Our man here is NYU student David (Welsh actor Craig Roberts, so great in “Submarine”), son of middle-class Jersey parents (played by Richard Kind and Jennifer Grey, whose presence is a hat-tip to yet another '80s resort film in “Dirty Dancing”), trying to raise money to get an apartment in the city by spending the summer of '85 as a tennis pro at Red Oaks, a local country club with a wealthy (and predominantly Jewish) clientele. David's girlfriend Karen (Gage Golightly) and pot-dealing best friend Wheeler (Oliver Cooper) already work at the club, and the place offers a pair of potential mentors in Nash (Ennis Esmer), a veteran of the professional tennis circuit (he boasts of having played against a very young Jimmy Connors) using his position to get frequent tastes of the good life, and Getty (Paul Reiser), a Wall Street big shot serving as the club's president.

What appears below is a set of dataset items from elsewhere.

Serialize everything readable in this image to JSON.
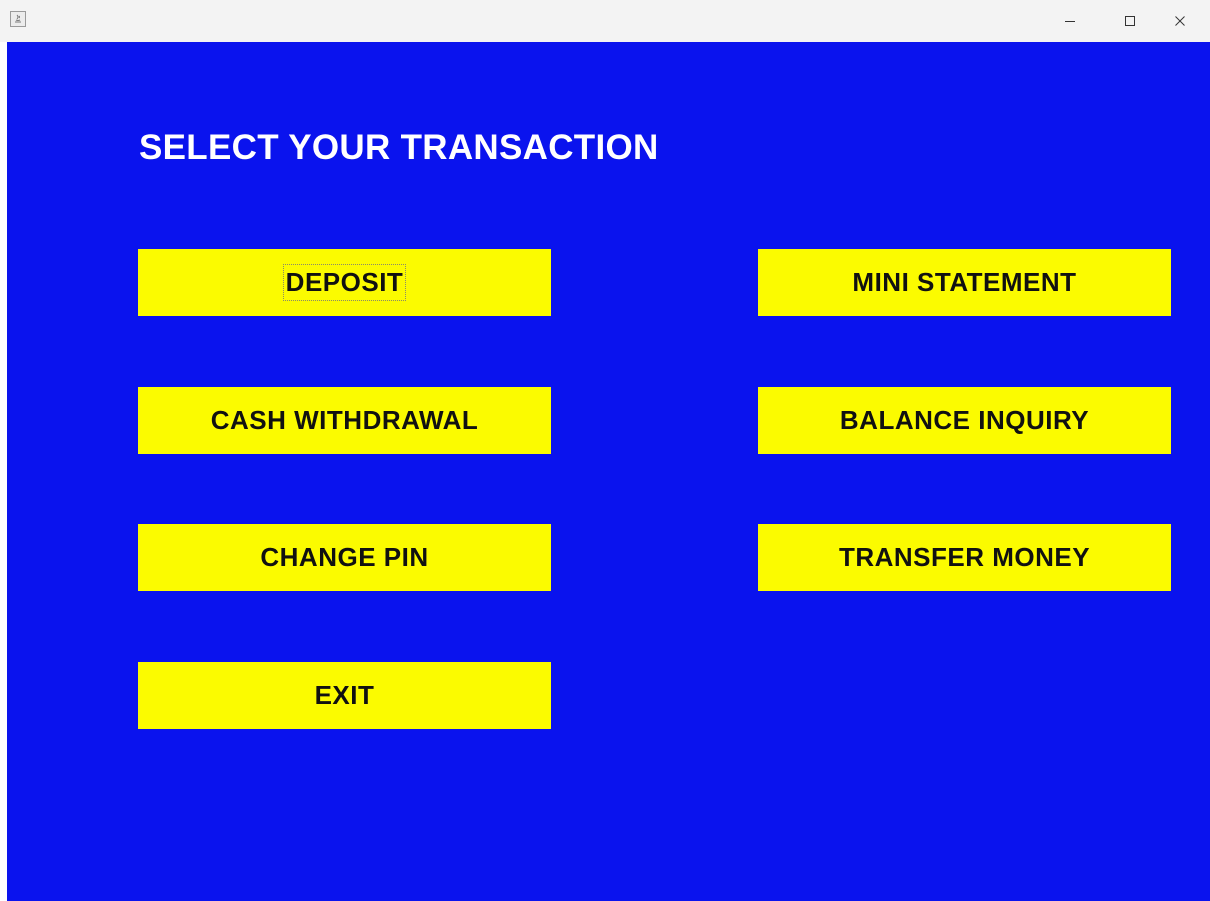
{
  "window": {
    "icons": {
      "app": "java-app-icon",
      "minimize": "minimize-icon",
      "maximize": "maximize-icon",
      "close": "close-icon"
    }
  },
  "colors": {
    "background": "#0a13ee",
    "button": "#fbfb00",
    "heading_text": "#ffffff",
    "button_text": "#111111"
  },
  "heading": "SELECT YOUR TRANSACTION",
  "buttons": {
    "deposit": "DEPOSIT",
    "mini_statement": "MINI STATEMENT",
    "cash_withdrawal": "CASH WITHDRAWAL",
    "balance_inquiry": "BALANCE INQUIRY",
    "change_pin": "CHANGE PIN",
    "transfer_money": "TRANSFER MONEY",
    "exit": "EXIT"
  }
}
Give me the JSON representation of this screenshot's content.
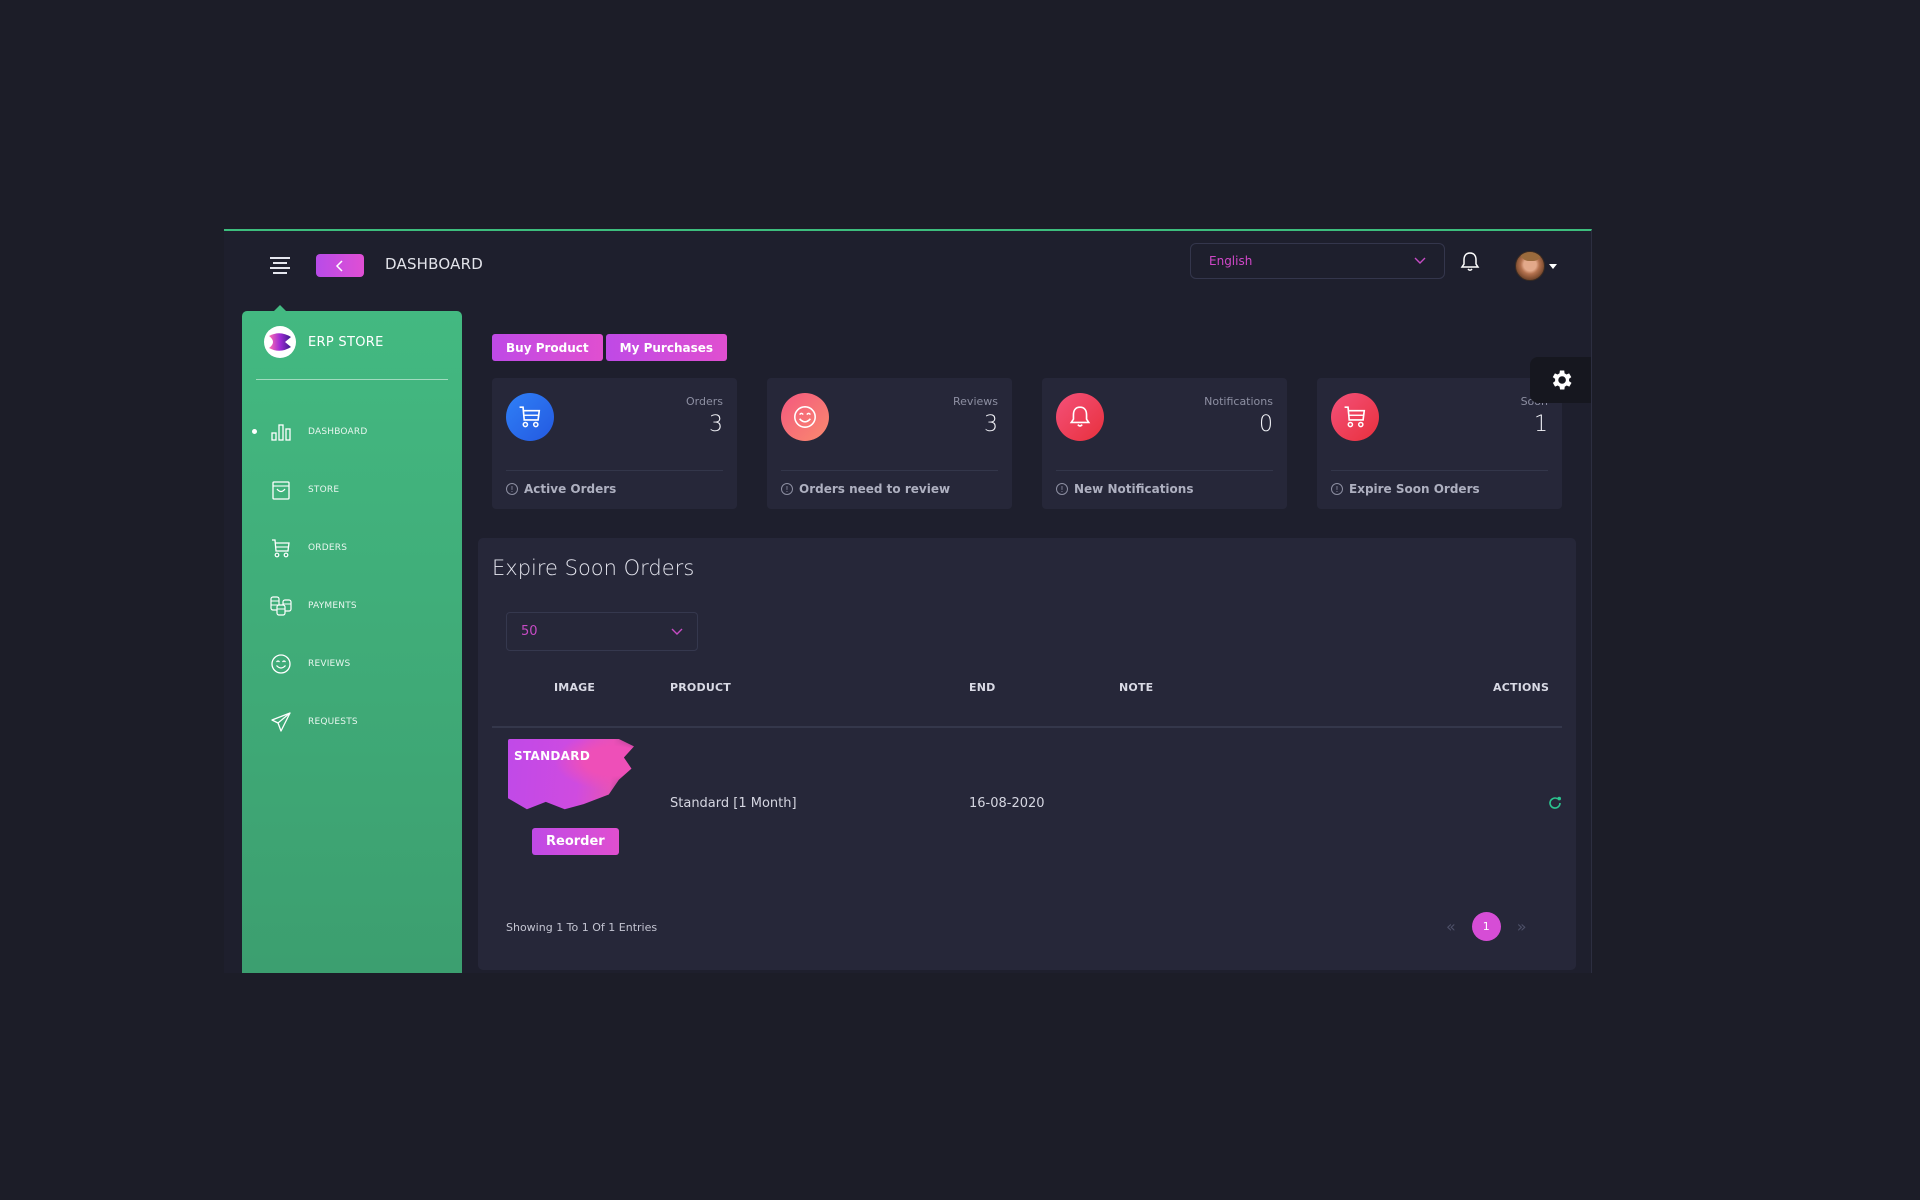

David's parents and Karen all picture him following his father into the accounting field, settling down here in the suburbs and perhaps joining Red Oaks himself one day. David, who doesn't say much(*), seems to have other plans, and this eventful summer starts pushing him towards those and away from what his family wants.

(*) Some of his laconic nature seems fitting for a character who struggles to articulate what he wants out of life. But some of it just seems a way of covering for Roberts' difficulty in maintaining an American accent in anything but the softest of tones.

So we follow not only David's assimilation into Getty's world – and perhaps into the heart of Getty's rebellious daughter Skye (Alexandra Socha) – but troubles in his parents' marriage, Wheeler's pursuit of his longtime crush Misty (Alexandra Turshen), Karen's flirtation with club photographer Barry (Josh Meyers, going very Wooderson), and Nash's attempts to make a buck and convince the club members to look at him as anything but the hired help. All those subplots help fill all the extra time, and are certainly more complex than they would be in a “Red Oaks” movie. (Grey and, especially, Kind, are wonderful – between this and “Inside Out,” Kind is having a hell of a year straddling the line between comedy and tragedy.)

It's the battle of David's soul, and future, that feels least-suited to this elongated approach. The season (particularly if watched all in one burst) begins to feel repetitive in that area by the second half. The creative team seems to have recognized that as well, because things get even more amusingly referential in the second half just to fill time. There's an episode called “Body Swap” that, when I saw its name in the DVD menu, I assumed was going to be some kind of metaphor for how two of the characters wish they had each other's lives, but no: it is an honest-to-God body swapping episode, which is both the season's funniest installment and its most tonally out of keeping with all the others. (The swap also does wonders for Roberts, who becomes much more verbally dextrous when he's playing another character in David's body.) The next episode isn't quite as insane as that, but it's still called “After Hours,” and loosely modeled after the Scorsese movie released in the same year in which “Red Oaks” takes place.

The whole story comes nicely full-circle by the end, and all the hijinks and heartbreak are accompanied by a fine soundtrack of '80s tunes that haven't been overplayed in other period movies. It's fun (if only occasionally of the laugh out loud variety), and if Amazon makes more of it, I'll happily watch. But it's so obviously modeled on movies of the '80s that I kept waiting for the moment when “Red Oaks” turned into more than the sum of its individual episodes, and outside of the parent subplot, it never really got there.

Soderbergh has shifted his focus entirely to television (his engrossing Cinemax drama “The Knick” is back next week), and has talked about how the movie business has become too “fear based” for most of the projects he wants to do. You can imagine a studio head giving a hard pass to a retro film in the vein of “The Flamingo Kid,” whereas in the Wild West that is Peak TV in America, some outfit will always be happy to get into business with Soderbergh and his people. They've made a show good enough to be worth Amazon's investment, but one that hasn't yet fully taken advantage of the things TV can do better than movies.